In other words, you don't have to do it alone, infact trying to is often a pretty bad approach given that help exists. Even if that involves sacrificing your pride.


----------



## Jontain (May 23, 2011)

Was gonna say the odd gig going the wrong way sucks but it is just rock and roll. However it sounds like its developed into something more for you so its probably worth addressing. 

You could ask your band mates to keep an eye on you before a show etc but at the end of the day (as with most addictions) you are going to be your own worst enemy (or that little voice is). How about defying that little voice, hit the stage stone cold sober and shred it?

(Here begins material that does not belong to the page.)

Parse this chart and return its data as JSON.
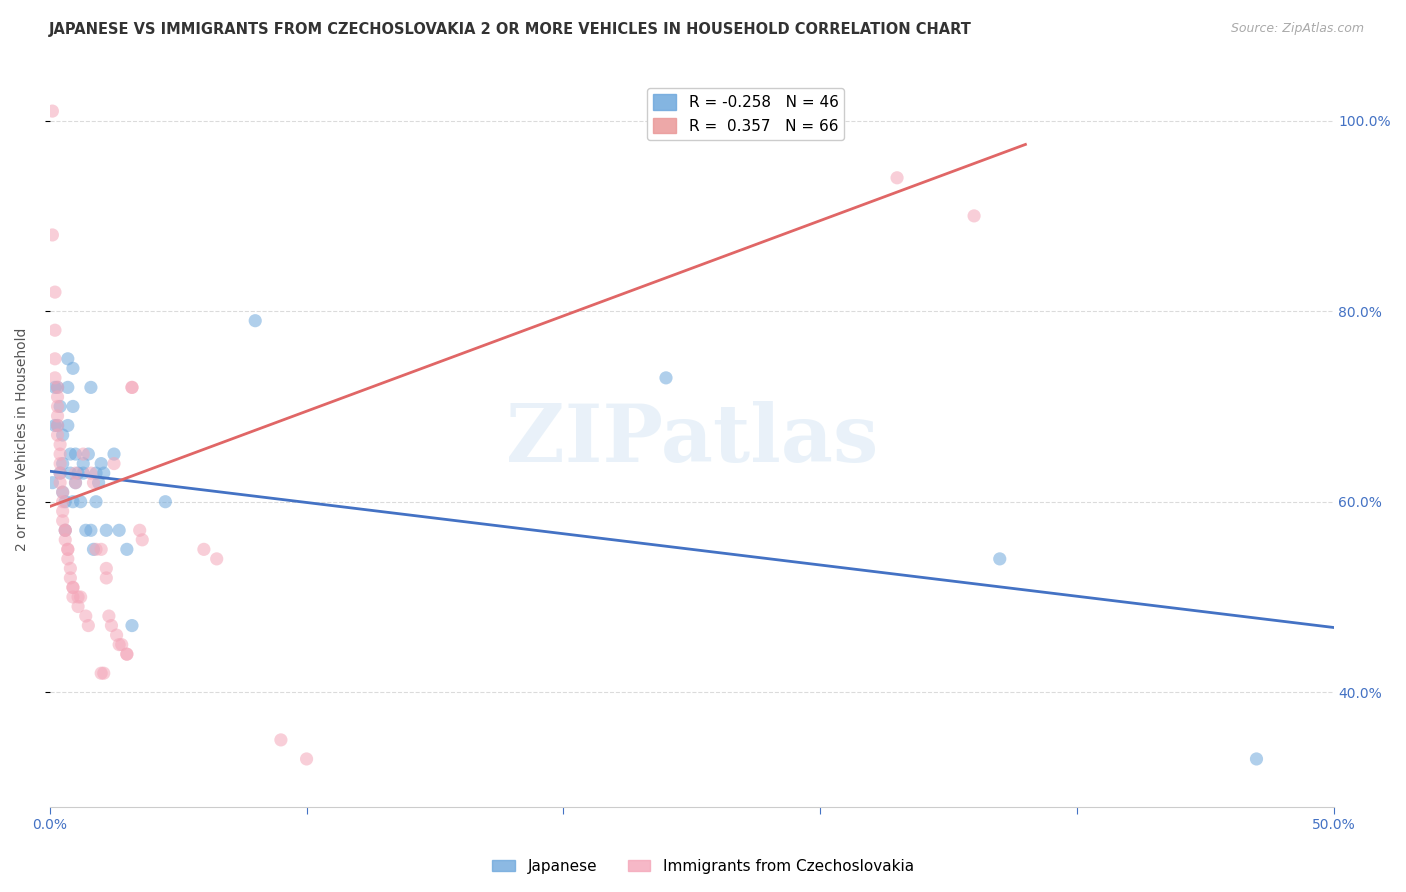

Hope things straighten out man


----------



## MaxStatic (May 23, 2011)

Jontain said:


> You could ask your band mates to keep an eye on you before a show etc....



be careful with this as it turns them into your mom, and they don't want to be your mom, they want to be your band.

More importantly, fuck the music, band and your fans, get yourself clean in a program for your kids. They matter more than anything else in this world and will be the only ones with you when the zombie horde attacks....

If you are having shakes and what not, the physical addiction is there. Don't forget about all the psychological and social cues/ triggers too. Don't try this on your own, seek out professional help and go back to living your life.

For me, it meant quitting alcohol completely. I'm like you and so many others, I can't have just one. I made a choice and make the same choice everyday. You might not have to go that extreme, but for me it was necessary and what worked.

Dude, do it for your kids, they need and deserve a clean and moderated dad(no judgment brother)

Sappy rant off.


----------



## neoclassical (May 23, 2011)

Wow thanks for all the love guys. I thought about treatment years ago and even taught high school in a rehab. I saw some really shady practices there. The band especially our singer and his girlfriend were doing "the mom thing" with me. It worked for a while, but then became how can I have a couple without their noticing and then after our set... I might just be in denial but I don't think I need treatment. I'll go it alone for now. I also don't want anyone seeing me at an AA meeting -no offense to those who attend/ed.


----------